Once Upon a Child, a children’s consignment shop in Danbury, has donated furniture items, car seats, toys, and clothes to the cause.

“We have always donated to Birth Right. We’re always looking for another outlet,” Diana Maunsell, owner of Once Upon a Child, said. “Thanks to our generous customers we are able to help out.”

A tag sale will be held on August 4 for items that are collected but cannot be used in Zimbabwe from 9 am until everything is sold. The sale will be at the Newtown Christian Church on Sugar Street (Route 302). The money earned at the tag sale will be used to ship the items to Zimbabwe.

The items collected for the orphans will be shipped in 24 by 24-foot storage containers and will be sent by boat, according to Ms Malin. The cost for the shipment is $2,400, and it will take six months to get to its destination.

Minister of Newtown Christian Church Jack Tanner rode a bicycle two years ago from Newtown to Indiana for his 50th birthday to raise money for All God’s Children.

“I was pleased when I first became familiar with this particular mission. I tried to get as many people excited about it as I could,” Mr Tanner said. “So I’m glad she [Ms Malin] jumped on board.”

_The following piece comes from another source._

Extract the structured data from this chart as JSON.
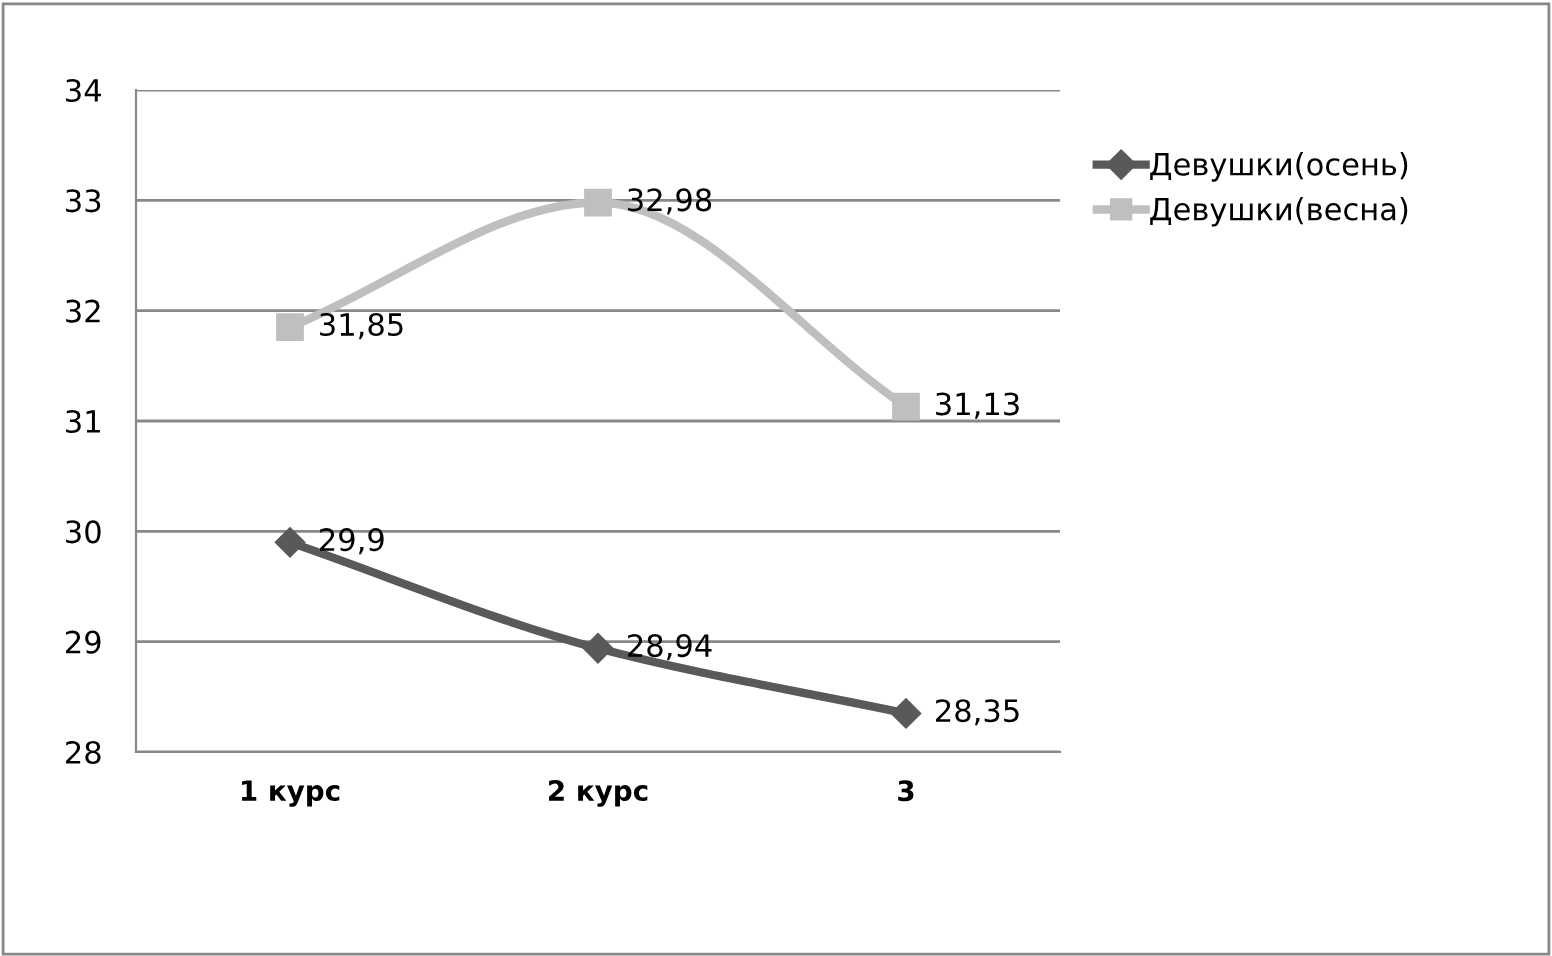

All that is collected will make its way to an AIDS care facility and hospital care unit in Zimbabwe that helps out children who are orphaned and are dealing with the virus, according to Mr Tanner. The facilities construction is complete. Now All God’s Children is working to obtain electricity for the site or purchase a generator.

“Because it is affecting the kids, this mission primarily gives help to the children,” Mr Tanner said. “It’s an opportunity to educate. We can be involved in a very effective way.”

National Video Service on Commerce Road has been supplying boxes so that the donated items can be packaged for the voyage to Zimbabwe.